Any rash and emotional reaction that would isolate, intimidate and create more anxiety for the Muslim communities living in Europe and America not only will not solve the problem but will increase the chasms and resentments.
In any case, you are the ones that have to uncover the apparent layers of your own society and untie and disentangle the knots and resentments. Fissures have to be sealed, not deepened. Hasty reaction is a major mistake when fighting terrorism that will only widen the chasm. Any rash and emotional reaction which would isolate, intimidate and create more anxiety for the Muslim communities living in Europe and America—that comprise millions of active and responsible human beings—and which would deprive them of their basic rights more than has already happened and which would drive them away from society—not only will fail to solve the problem but will increase the chasms and resentments.
Superficial measures and reactions, especially if they take legal forms, will do nothing but increase the current polarizations, open the way for future crises and will result in nothing else.

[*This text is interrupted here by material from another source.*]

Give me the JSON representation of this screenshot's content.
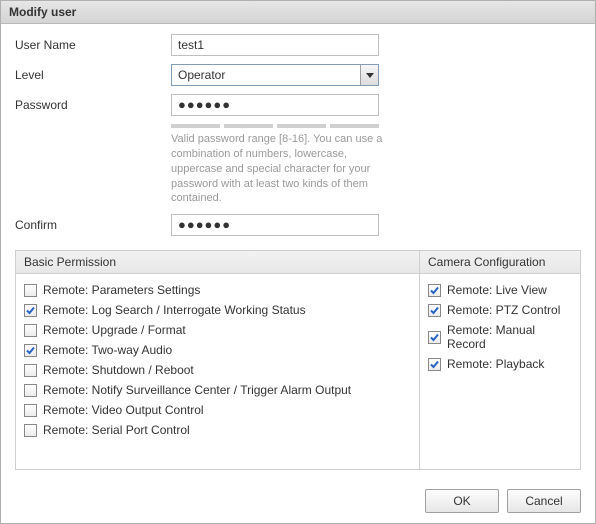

According to reports, some countries in Europe have issued guidelines encouraging citizens to spy on Muslims. This behavior is unjust and we all know that pursuing injustice has the characteristic of unwanted reversibility. Besides, the Muslims do not deserve such ill treatment. For centuries, the western world has known Muslims well—the day that westerners were guests in Islamic lands and were attracted to the riches of their hosts and on another day when they were hosts and benefitted from the efforts and thoughts of Muslims—they generally experienced nothing but kindness and forbearance.
Therefore, I want you, the youth, to lay the foundations for a correct and honorable interaction with the Islamic world based on correct understanding, deep insight and lessons learned from horrible experiences. In such a case and in the not too distant future, you will witness the edifice built on these firm foundations which creates a shade of confidence and trust which cools the crown of its architect, a warmth of security and peace that it bequests on them and a blaze of hope in a bright future which illuminates the canvass of the earth.